Of all of Germany's major parties, the Greens have the youngest members and the fastest growing membership in the last few years. "It's also the party where the generational conflict is clearest," said Schroeder. "Because of course, the younger generation wants more radical solutions and more implementation of those solutions."
Most experts agree the government's climate policies won't be realizable in one four-year tenure, said Schroeder. "But at the same time people need to know that people are making an effort so that the disappointment about not reaching those goals won't fall on those who originated the program," he said.
The Green Party's plans mean that conflict and disappointment are likely to play a big role over the next four years. "The more ambitious the policies are, the more conflicts between targets will arise," said Schroeder. And it follows that the more conflicts arise, the more disappointed people will be. That's why it'll be important how the Greens deal with their politically engaged supporters in the coming months and years.
Two new leaders
It also raised the stakes for the party conference in late January, when the Greens had to replace Habeck and Baerbock as leaders, thanks to the strictures of its idealistic party rules: Green Party members who hold a political office are not allowed to also be party leaders.

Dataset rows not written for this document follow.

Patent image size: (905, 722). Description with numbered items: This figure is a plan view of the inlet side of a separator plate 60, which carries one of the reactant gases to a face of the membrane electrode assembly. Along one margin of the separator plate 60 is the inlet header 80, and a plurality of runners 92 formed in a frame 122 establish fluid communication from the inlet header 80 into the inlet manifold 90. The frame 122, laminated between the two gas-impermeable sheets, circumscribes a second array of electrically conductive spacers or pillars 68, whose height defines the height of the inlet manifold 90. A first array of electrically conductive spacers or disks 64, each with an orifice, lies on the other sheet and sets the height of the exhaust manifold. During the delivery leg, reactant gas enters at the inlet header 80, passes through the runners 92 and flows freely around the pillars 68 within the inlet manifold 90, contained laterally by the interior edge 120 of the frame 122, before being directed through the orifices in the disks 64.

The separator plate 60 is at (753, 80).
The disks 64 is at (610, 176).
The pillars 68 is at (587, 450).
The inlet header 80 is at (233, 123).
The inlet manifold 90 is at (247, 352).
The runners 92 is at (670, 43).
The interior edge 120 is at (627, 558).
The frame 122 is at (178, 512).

The idea that the party must be separated from government is in stark contrast to, say, the center-right Christian Democratic Union (CDU), which sets great store in unifying the offices: Angela Merkel remained sole party leader for nearly the entirety of her time as chancellor.

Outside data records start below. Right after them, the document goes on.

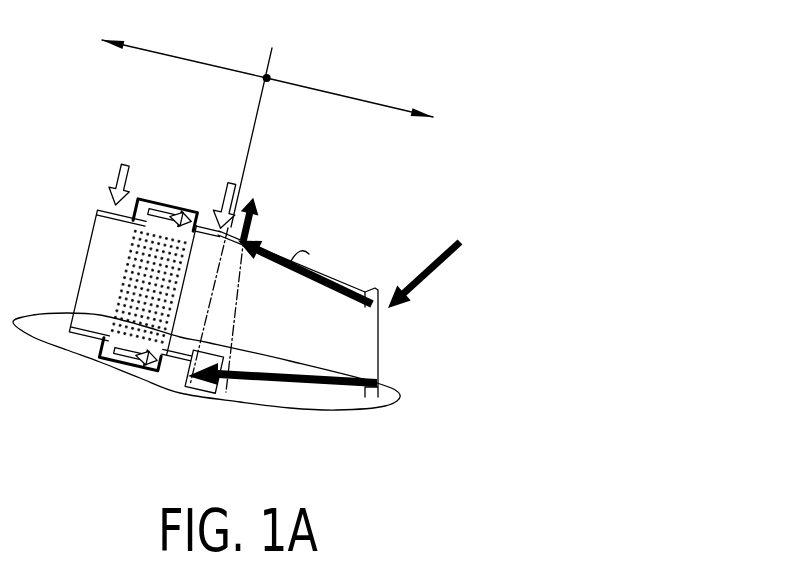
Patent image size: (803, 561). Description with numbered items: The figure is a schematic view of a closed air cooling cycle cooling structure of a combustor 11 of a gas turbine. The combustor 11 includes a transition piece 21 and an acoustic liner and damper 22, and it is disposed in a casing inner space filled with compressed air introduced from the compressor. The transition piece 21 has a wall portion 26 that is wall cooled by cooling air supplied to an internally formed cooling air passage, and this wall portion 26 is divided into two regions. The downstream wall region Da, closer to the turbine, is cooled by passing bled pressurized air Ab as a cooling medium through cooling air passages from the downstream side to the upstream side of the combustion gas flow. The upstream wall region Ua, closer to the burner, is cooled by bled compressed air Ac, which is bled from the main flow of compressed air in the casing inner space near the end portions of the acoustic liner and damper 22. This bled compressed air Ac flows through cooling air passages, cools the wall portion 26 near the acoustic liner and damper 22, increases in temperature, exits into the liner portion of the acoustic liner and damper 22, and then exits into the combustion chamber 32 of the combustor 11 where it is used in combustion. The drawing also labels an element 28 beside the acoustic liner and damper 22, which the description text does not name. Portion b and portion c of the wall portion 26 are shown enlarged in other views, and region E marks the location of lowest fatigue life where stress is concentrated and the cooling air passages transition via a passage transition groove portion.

The combustor 11 is at (218, 221).
The transition piece 21 is at (289, 219).
The acoustic liner and damper 22 is at (163, 184).
The wall portion 26 is at (323, 271).
The filter 28 is at (143, 307).
The combustion chamber 32 is at (323, 346).
The upstream wall region Ua is at (186, 57).
The downstream wall region Da is at (350, 93).
The bled compressed air Ac is at (228, 187).
The bled pressurized air Ab is at (438, 267).
The portion b is at (309, 254).
The portion c is at (392, 393).
The region of lowest fatigue life E is at (241, 365).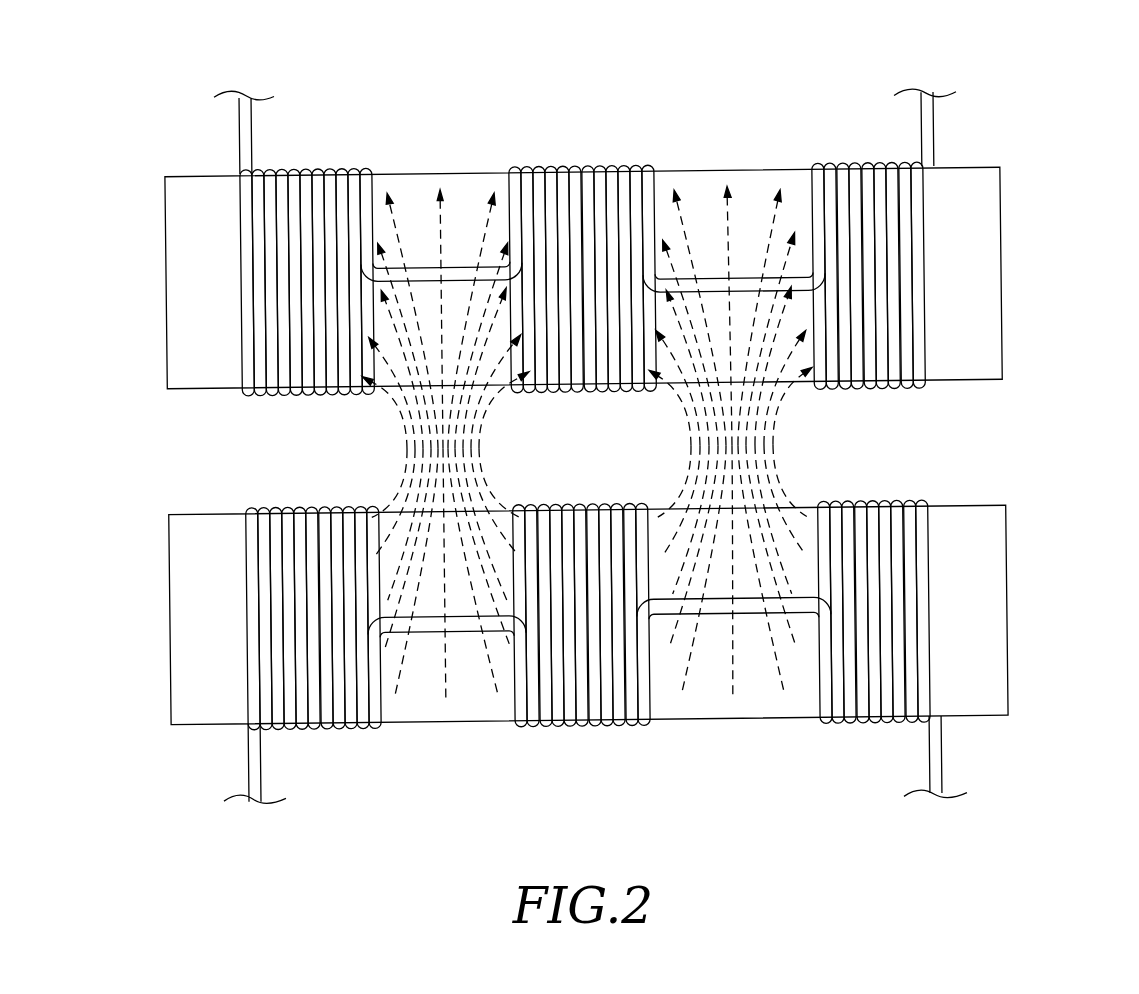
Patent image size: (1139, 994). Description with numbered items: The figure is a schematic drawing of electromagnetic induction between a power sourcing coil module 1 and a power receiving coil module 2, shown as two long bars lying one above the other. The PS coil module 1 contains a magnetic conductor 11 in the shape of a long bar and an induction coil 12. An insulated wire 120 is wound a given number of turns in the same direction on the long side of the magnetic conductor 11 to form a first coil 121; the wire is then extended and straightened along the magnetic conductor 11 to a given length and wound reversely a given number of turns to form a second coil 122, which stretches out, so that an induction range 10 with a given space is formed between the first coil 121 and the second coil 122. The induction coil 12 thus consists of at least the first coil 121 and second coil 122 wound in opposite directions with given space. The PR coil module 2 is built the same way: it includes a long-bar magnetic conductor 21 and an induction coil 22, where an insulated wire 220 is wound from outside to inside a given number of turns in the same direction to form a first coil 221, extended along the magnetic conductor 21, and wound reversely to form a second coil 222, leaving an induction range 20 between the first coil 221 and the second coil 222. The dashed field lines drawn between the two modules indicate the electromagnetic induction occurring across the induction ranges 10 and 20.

The power sourcing coil module 1 is at (627, 687).
The induction range 10 is at (742, 640).
The magnetic conductor 11 is at (983, 600).
The induction coil 12 is at (547, 688).
The insulated wire 120 is at (213, 770).
The first coil 121 is at (347, 690).
The second coil 122 is at (580, 686).
The power receiving coil module 2 is at (618, 213).
The induction range 20 is at (713, 228).
The magnetic conductor 21 is at (980, 268).
The induction coil 22 is at (535, 204).
The insulated wire 220 is at (200, 126).
The first coil 221 is at (297, 178).
The second coil 222 is at (553, 175).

Some, like Schroeder, don't think the Greens' rule is particularly practical. "Fundamentally I think it's a big problem that the people who are in power in government have to stand at the margins in the party," he said. "It means either that there will be two centers of power, or the party leaders define themselves not so much as leaders but as general secretaries. And that would then make them just the press department of those in government."
"I'm sure it'll be quite difficult for [Omid] Nouripour and [Ricarda] Lang to position themselves in this patchwork of power," said Kleinert, referring to the new party leaders. "The way the Green Party is set up — we know this from last time they were in government [under Social Democrat Chancellor Gerhard Schröder from 1998 to 2005], the party leaders can get pushed into the role of poor relatives."

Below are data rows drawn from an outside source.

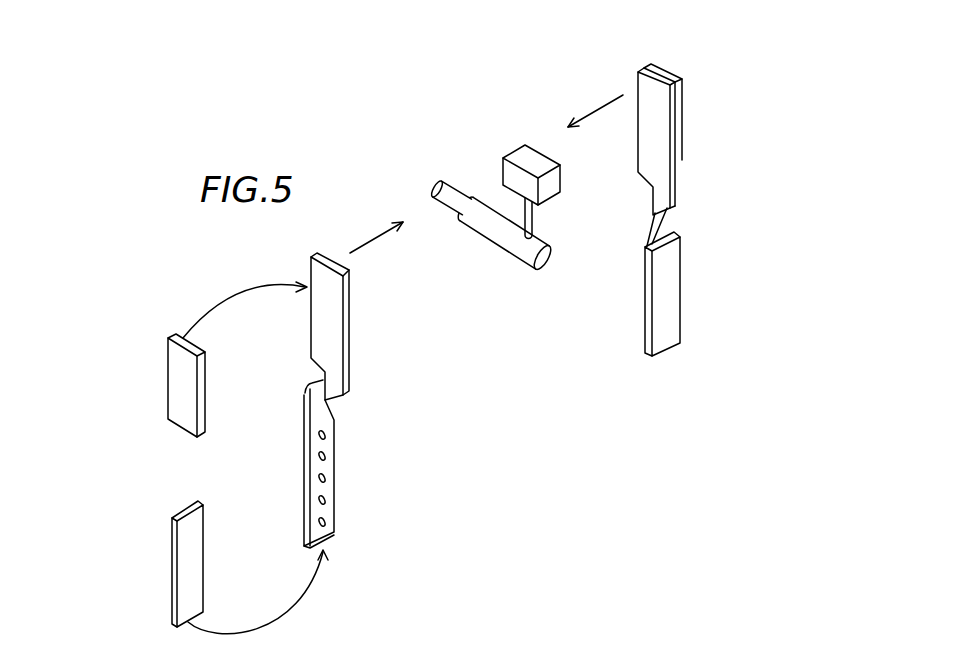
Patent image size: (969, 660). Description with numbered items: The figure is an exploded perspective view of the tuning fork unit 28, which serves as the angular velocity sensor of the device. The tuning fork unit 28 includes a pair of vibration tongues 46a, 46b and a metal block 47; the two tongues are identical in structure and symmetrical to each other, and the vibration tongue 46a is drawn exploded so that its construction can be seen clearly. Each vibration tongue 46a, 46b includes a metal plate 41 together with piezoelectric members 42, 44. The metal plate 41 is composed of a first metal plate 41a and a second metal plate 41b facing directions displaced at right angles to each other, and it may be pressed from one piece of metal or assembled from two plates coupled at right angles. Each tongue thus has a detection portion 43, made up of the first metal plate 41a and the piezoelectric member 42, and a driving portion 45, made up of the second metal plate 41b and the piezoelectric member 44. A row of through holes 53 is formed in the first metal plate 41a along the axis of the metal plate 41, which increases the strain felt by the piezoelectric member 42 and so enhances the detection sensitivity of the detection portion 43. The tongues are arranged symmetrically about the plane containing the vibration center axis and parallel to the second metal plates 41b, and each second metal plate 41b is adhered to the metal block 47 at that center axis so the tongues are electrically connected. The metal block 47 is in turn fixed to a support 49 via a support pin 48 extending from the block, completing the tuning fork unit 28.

The tuning fork unit 28 is at (705, 570).
The metal plate 41 is at (667, 228).
The first metal plate 41a is at (330, 440).
The second metal plate 41b is at (330, 343).
The piezoelectric member 42 is at (182, 587).
The detection portion 43 is at (745, 418).
The piezoelectric member 44 is at (188, 402).
The driving portion 45 is at (745, 13).
The vibration tongue 46a is at (90, 368).
The vibration tongue 46b is at (831, 312).
The metal block 47 is at (520, 157).
The support pin 48 is at (533, 222).
The support 49 is at (500, 253).
The through holes 53 is at (320, 483).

But the choices of the new party leaders are nevertheless interesting: One is Omid Nouripour, an Iranian-born foreign policy expert who has accumulated much respect over 15 years in the Bundestag and won his seat outright in Germany's banking capital, Frankfurt, last September. The 46-year-old is very much a success story from the Greens' last generation, a pragmatic member of prestigious clubs like the Atlantik-Brücke (Atlantic Bridge), a cross-party network of political, cultural, science and business leaders that fosters US-German relations.
Meanwhile, Ricarda Lang, the 28-year-old Green women's policy spokeswoman, is a feminist of the new generation who sits squarely on the party's left-wing and represents an important section of the party's new young voter base.
"It's an interesting combination," said Schroeder. "Their age, their backgrounds, their political leanings: Nouripour is an ultra-realpolitik exponent, and Ricarda Lang is more ideologically and ethically driven. This is a pair that tries to cover the different wings of the Greens."
The choice is in stark contrast to outgoing co-chairs Habeck and Baerbock, who both stood on similar political foundations. "They were unified by their will to achieve power, and both had a very strong pragmatic approach," said Schroeder.
Not that this weekend's party conference is likely to bring much criticism from the membership. For one thing, it will be a purely digital conference, which means little opportunity for open debate. Secondly, the party is still enjoying the unaccustomed taste of government. At least inside the party, honeymoon is not over yet.